The CyberPeace Institute, a significant new global initiative dedicated to safeguarding vulnerable populations from the increasing threat of hackers, was officially launched on September 26, 2019. Headquartered in Geneva, Switzerland, the institute aims to prevent the internet from being weaponized by fostering collaboration within the international community. This ambitious endeavor has garnered substantial support, receiving initial funding from prominent organizations such as Microsoft Corp, Mastercard Inc, and the Hewlett Foundation.

Marietje Schaake, the President of the CyberPeace Institute, outlined the organization's immediate plans to assemble a team of over 20 staff members in its inaugural year. This team, in conjunction with global collaborators, will focus on responding to major cyberattacks that inflict tangible harm on individuals and critical infrastructure, such as incidents that disrupt hospitals or cripple businesses. A core objective highlighted by Schaake is to enhance transparency and accountability concerning cybercrime, stating, “We want to bring more transparency and accountability, and we want to focus on helping civilians who may have experienced harm or become the collateral damage of the cyberattack.”

The institute boasts a robust governance structure, featuring an eight-member executive board and a 14-member advisory board, composed of a diverse group of technical and legal experts alongside human rights advocates. Stéphane Duguin, CEO of CyberPeace, articulated the institute's intention to actively influence global policy and international laws pertaining to cyberattacks. A key aspiration is to promote “responsible behaviour” among both state and non-state actors in the digital realm.

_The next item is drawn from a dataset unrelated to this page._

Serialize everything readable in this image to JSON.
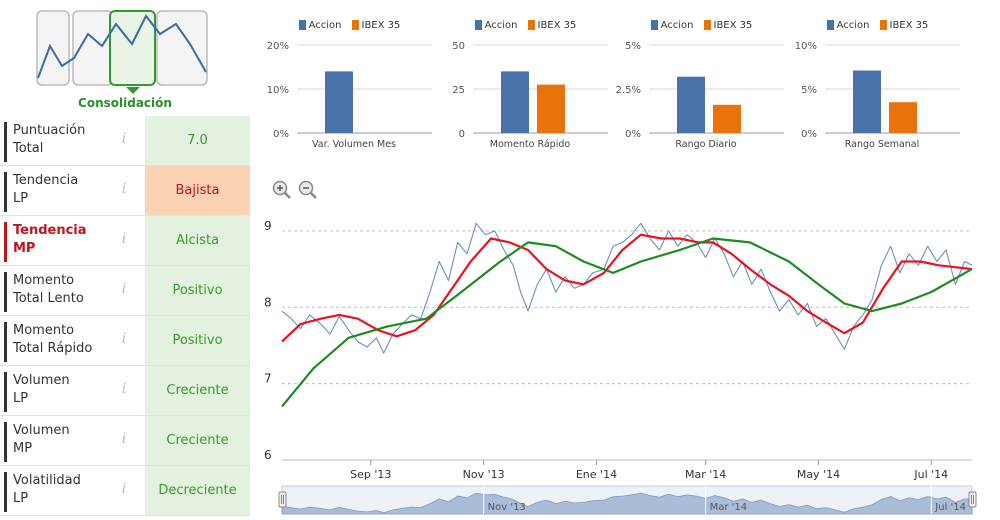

In its operational capacity, the CyberPeace Institute plans to offer technical support to groups identified as victims of cyber incidents. Furthermore, it will publish public reports and detailed technical findings on specific attacks, which could assist others in tracking down the identities of perpetrators. However, a crucial aspect of their approach is the decision not to publicly attribute responsibility for attacks, recognizing the potential political implications and sensitivities involved in such pronouncements, even when strong indicators exist.

The Hewlett Foundation’s involvement in funding this initiative was clarified by Eli Sugarman, a member of the Institute’s executive board and program officer for the Foundation’s Cyber Initiative. He highlighted three primary motivations: first, the institute’s capability to analyze and investigate harmful attacks, thereby drawing attention to them and encouraging accountability; second, its role in promoting international norms of behavior to protect civilians and delegitimize cyberattacks; and third, its commitment to assisting victims in their recovery and ensuring their future safety.

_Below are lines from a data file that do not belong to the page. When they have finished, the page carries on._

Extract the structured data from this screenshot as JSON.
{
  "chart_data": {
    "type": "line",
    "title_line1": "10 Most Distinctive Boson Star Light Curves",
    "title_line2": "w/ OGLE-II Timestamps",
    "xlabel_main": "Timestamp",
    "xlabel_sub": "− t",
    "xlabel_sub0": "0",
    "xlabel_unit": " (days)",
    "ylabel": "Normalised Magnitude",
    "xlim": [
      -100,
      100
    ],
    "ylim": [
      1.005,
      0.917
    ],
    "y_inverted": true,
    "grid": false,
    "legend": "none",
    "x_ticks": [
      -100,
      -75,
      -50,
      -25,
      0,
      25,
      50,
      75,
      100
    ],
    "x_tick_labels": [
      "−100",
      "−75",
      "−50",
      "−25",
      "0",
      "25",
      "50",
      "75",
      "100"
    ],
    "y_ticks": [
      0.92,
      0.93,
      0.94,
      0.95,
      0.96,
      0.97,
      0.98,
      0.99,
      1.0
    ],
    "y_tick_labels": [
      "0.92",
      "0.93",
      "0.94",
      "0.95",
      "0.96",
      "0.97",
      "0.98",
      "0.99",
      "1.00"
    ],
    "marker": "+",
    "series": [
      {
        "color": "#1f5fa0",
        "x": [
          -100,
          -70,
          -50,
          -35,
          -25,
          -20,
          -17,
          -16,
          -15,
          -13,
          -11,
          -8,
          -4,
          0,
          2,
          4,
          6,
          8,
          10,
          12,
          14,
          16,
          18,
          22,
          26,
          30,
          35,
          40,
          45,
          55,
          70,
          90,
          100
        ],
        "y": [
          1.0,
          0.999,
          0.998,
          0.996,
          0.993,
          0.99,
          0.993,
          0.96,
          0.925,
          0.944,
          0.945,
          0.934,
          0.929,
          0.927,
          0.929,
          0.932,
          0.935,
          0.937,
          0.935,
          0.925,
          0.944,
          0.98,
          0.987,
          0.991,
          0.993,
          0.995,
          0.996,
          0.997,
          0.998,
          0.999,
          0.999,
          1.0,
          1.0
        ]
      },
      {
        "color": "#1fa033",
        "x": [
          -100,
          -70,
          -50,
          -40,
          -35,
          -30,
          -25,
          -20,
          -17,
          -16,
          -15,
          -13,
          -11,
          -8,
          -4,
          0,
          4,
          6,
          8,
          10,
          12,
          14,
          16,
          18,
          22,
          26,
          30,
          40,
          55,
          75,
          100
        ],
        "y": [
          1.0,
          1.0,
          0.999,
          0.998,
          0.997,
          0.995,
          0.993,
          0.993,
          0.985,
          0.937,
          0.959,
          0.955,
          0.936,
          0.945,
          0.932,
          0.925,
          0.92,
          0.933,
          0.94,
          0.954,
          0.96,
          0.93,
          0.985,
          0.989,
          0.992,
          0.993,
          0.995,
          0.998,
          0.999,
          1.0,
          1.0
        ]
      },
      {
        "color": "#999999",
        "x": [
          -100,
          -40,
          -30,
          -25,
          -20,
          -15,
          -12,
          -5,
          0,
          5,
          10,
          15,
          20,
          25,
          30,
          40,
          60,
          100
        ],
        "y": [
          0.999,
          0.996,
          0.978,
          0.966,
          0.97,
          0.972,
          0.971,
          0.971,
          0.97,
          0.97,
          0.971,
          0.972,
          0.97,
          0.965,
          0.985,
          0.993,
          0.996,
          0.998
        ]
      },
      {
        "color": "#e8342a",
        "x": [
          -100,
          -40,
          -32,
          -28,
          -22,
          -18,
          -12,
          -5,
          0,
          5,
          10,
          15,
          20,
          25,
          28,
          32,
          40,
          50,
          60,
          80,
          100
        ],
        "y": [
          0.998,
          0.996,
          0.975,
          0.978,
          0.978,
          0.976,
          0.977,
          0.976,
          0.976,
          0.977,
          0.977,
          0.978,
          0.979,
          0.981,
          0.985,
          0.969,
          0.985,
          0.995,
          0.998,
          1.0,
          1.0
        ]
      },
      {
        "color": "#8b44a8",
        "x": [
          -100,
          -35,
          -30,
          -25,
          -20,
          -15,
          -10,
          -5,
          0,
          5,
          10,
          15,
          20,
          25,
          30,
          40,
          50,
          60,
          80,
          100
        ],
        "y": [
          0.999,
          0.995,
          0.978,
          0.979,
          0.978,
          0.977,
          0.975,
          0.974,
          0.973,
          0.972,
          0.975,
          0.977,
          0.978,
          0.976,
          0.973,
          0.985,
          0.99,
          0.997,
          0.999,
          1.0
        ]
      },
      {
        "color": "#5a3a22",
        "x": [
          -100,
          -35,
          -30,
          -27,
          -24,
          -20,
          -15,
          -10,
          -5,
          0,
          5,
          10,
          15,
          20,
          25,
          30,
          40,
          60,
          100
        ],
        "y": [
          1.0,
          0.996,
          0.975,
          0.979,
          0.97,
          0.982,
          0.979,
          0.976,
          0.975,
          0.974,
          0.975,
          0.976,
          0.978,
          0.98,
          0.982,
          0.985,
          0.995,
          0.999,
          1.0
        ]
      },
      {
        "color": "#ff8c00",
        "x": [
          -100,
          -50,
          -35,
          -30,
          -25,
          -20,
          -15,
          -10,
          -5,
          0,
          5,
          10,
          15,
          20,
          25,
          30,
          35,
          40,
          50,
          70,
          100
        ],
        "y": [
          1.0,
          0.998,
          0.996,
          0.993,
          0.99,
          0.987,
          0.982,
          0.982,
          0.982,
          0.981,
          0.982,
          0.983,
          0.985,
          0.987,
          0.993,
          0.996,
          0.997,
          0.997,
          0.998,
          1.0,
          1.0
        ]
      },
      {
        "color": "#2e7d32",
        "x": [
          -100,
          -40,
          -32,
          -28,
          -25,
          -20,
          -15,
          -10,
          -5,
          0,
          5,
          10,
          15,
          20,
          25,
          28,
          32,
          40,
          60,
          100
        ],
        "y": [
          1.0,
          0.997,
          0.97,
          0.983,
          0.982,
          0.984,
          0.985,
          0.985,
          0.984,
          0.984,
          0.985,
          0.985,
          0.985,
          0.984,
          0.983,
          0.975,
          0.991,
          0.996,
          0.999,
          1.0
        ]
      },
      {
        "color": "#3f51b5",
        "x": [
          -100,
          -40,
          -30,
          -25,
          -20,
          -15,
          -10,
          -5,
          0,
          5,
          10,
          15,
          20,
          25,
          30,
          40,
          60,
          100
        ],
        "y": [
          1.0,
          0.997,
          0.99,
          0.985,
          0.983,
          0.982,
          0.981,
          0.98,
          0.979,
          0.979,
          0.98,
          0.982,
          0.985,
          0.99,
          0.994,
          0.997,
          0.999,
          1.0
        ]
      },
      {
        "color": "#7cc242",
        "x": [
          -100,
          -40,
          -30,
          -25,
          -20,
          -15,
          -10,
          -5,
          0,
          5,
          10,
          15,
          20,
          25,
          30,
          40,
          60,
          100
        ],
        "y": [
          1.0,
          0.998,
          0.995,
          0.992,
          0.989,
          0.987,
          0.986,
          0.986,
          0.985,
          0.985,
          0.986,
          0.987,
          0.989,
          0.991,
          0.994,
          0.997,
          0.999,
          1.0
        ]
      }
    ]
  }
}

Brad Smith, President of Microsoft, underscored the significant “real-world impact” that cyberattacks can have on people’s access to fundamental services like healthcare, banking, and electricity. He emphasized the institute's vital role in uniting individuals across civil society and the tech sector to facilitate the sharing of data, best practices, and technology, thereby bolstering global resilience against cyberattacks. Smith stated, “The CyberPeace Institute will help do just that.”

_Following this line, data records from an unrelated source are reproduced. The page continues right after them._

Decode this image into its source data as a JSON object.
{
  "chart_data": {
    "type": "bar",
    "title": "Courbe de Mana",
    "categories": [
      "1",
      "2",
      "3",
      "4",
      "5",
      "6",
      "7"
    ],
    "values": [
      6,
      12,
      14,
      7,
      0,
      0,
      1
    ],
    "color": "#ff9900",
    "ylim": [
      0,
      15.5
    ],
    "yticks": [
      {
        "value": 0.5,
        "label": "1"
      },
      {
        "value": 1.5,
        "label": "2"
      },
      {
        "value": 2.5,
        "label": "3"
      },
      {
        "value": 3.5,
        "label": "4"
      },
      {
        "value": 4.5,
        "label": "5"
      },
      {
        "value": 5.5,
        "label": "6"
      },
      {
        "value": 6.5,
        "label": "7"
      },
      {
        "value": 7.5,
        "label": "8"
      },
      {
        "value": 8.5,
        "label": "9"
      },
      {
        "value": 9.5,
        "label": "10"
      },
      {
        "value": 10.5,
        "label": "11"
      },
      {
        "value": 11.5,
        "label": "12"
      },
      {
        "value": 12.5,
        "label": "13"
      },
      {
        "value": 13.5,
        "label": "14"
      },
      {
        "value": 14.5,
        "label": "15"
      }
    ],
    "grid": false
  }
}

The establishment of the CyberPeace Institute comes at a critical time, amidst a global landscape where technological advancements are increasingly accompanied by high-profile privacy and cybersecurity breaches. Countries like Nigeria, for instance, face substantial financial losses, with ministries, departments, and agencies estimated to lose over N127 billion annually to cyberattacks, not including losses incurred by the private sector. The alarming rate, increasing sophistication, and sheer boldness of cybercriminals necessitate comprehensive solutions. While cybersecurity regulations, such as Nigeria's Central Bank Cyber Security Framework, are crucial, the institute aims to facilitate vital information sharing across regulatory bodies to ensure relevance and adherence to best practices, ultimately preventing the further weaponization of the internet. An initiative like CyberPeace holds significant promise in substantially reducing the extent and frequency of damage caused by cyberattacks.